Real estate jobs

Published
Jul 24, 2018

Jul 24, 2018

Recent changes in Canada could make it harder for you to get a mortgage. If you don't know about these changes, you might not know how they affect you specifically.

Fortunately, the new mortgage rules are not all that difficult to understand.

Keep reading and I'll show you what these new changes are and what they're designed to do. Once you've finished, you'll understand whether you'll be affected by the changes and what you can do to deal with these new rules, if you are affected by them.

Let's begin!

What Are the Changes?

The changes are designed to affect people who have and don't have uninsured mortgages. An uninsured mortgage is essentially mortgage where someone hasn't put 20% (or more) deposit down.

This had lead to changes in terms of what it takes to qualify for a mortgage. People will now need to qualify at the Bank of Canada benchmark rate. This is currently at 4.55%.

Additionally, you'll also have to qualify for a mortgage that is 2% higher than your current contracted rate. So, suppose you're approved for a mortgage at 3%, you'll also need to qualify for a mortgage that is at 5%.

This extra percentage acts like a 'stress test.' It's designed to identify whether the borrower can pay back the mortgage, even if there is an increase in interest rates. This can help create financial stability in the country.

How Do These Changes Affect People?

If you're a first-time buyer, this is going to likely affect you the most.

This is because you probably don't have the financial resources required to invest in a mortgage with a higher interest rate.

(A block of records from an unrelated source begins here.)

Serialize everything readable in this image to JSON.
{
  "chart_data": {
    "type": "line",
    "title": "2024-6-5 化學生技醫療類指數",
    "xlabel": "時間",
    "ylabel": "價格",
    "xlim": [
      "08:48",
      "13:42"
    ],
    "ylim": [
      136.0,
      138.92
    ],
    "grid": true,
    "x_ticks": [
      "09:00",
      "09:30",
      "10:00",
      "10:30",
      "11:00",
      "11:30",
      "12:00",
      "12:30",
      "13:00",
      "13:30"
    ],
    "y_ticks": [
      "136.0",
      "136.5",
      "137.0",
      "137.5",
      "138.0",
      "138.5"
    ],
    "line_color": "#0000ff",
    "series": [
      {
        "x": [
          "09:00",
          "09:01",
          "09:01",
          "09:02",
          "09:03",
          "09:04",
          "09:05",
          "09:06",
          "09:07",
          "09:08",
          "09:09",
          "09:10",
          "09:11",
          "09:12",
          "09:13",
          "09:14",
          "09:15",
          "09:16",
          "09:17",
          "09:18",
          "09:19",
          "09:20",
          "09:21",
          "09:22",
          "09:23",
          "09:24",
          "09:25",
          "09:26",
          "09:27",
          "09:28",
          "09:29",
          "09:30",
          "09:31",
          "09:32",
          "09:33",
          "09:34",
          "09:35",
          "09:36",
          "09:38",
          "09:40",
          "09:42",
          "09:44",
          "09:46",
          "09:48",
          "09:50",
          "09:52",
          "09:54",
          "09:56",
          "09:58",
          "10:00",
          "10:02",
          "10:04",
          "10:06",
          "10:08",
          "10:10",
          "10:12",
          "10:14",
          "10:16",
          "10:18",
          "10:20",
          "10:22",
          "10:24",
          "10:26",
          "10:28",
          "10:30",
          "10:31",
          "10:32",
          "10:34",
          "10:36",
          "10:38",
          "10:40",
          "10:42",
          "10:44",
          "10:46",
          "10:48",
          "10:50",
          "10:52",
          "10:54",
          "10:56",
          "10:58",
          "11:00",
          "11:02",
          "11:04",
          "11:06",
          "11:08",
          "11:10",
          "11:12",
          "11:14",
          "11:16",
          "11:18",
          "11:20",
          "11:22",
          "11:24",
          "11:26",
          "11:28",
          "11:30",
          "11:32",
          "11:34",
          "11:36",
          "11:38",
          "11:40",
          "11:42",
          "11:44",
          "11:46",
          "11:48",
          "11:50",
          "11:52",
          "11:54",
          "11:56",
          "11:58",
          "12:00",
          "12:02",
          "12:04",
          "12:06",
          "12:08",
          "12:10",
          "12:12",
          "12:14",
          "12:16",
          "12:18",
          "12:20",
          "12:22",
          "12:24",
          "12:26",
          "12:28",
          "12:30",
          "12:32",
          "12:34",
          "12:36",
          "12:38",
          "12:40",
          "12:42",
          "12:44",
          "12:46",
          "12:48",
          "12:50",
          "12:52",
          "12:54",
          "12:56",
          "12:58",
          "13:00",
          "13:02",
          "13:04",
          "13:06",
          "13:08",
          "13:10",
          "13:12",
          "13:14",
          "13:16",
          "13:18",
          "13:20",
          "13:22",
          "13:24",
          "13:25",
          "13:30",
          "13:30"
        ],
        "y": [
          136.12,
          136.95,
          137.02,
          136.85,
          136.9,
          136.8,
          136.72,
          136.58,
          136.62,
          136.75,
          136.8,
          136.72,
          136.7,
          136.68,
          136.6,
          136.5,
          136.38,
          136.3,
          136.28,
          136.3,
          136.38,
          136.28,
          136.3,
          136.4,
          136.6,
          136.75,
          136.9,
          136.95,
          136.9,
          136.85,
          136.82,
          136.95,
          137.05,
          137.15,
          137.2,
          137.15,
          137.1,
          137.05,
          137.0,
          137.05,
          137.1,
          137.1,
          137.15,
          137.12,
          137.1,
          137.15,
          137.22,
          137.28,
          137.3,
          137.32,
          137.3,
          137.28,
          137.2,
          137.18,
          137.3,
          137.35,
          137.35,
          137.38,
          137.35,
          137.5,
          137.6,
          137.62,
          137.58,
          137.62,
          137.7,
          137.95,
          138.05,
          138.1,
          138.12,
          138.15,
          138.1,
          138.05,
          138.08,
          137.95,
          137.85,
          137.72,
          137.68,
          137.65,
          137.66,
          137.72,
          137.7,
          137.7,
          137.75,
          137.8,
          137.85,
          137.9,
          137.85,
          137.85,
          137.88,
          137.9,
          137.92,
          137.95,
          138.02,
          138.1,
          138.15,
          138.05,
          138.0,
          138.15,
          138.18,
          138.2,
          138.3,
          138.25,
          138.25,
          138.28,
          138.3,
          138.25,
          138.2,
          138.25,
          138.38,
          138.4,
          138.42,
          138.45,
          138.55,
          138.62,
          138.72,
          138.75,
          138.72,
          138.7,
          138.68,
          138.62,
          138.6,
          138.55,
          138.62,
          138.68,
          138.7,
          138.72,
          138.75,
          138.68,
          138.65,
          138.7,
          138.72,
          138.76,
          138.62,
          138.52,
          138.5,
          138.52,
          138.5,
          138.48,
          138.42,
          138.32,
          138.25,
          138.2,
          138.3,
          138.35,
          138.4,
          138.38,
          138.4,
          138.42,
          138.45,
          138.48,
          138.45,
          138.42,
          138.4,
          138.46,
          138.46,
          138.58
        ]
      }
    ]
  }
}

Banks may no longer see you as someone who 'qualifies' once the stress test is applied, especially if don't have any existing assets.

Even if you're not a first-time buyer, this change could still affect you of course.

The key thing here is the increase in interest rates that deem whether someone qualifies. Therefore, if you don't have a lot of money saved up, it will be hard to buy a home that is more expensive than what your currently own.

The bank might take a look at your income and savings and state you don't qualify for a mortgage, at the higher rates. If you don't have the deposit, you're going to face an even stricter mortgage process.

This is especially the case if you don't have money left over to cover the deposit even after the sale of your home.

What Can Be Done to Deal with These Changes?

Unfortunately, you can't really get around these rules. So you'll need to approach things in a practical manner.

One thing you can do is save up money. This might mean you take on less debt and live a more frugal lifestyle for an extended period of time. This can be a hard thing to do, but it can also be one of the best ways to deal with this situation.

The other option is that you find ways to increase your income. This approach can work a lot faster than saving money. But it can take up a lot more of your time too.

You might be able to increase your income by working more hours. Though there are only so many more hours you can work. You may, therefore, want to look into finding jobs that are higher paying.

This process can take time, but ultimately, it can provide the best outcome. Because at the end of everything you'll find yourself in a higher paying job and with and with a home you can afford. If you need help finding a job, think about creating a job alert, so you're notified whenever there's a new opportunity.

There's also the option of starting a business. This option is not suited to everyone. But it can be one of the fastest ways to come up with the money required for a deposit.

Of course, you also risk losing money when starting a business. This is money that could have been put forward for a deposit.

Increasing the Value of Your Existing Home

If you own your own home, you might want to think about renovating it so that you can sell it for more. This can help free up some money for the deposit.

You might also want to find someone who can help you sell it online, thereby increasing the odds you find a buyer willing to pay high prices. If you'd like to discover more about marketing your home online, you can ask a company like this one.

Seeking out Cheaper Homes

The changes mean that you're going to experience reduced buying power. Because of this, you may have to think about finding cheaper homes.

Such homes might include those outside of the larger cities. You may need to face a longer commute when purchasing such homes. But at the very least you will be able to become a homeowner.

Do You Understand the New Mortgage Rules?

Buying a home is the dream of many people. But the new mortgage rules for people living in Canada might make things a bit tougher for people.

In this post, we've reviewed how these new mortgage rules affect people and what can be done to deal with them. You might need to seek out cheaper homes so that it's easier to convince the banks you're able to deal with the 'stress test.'

It's important to remember that whilst these rules make it harder to get a home, they don't make it impossible. It might take a bit longer to buy a home but there are things you can do to deal with the situation.

Ultimately, the best way to deal with this problem is to find a way to increase your income. Though this is a challenging thing to do, it can help take care of the problems you might face to buy a property in Canada.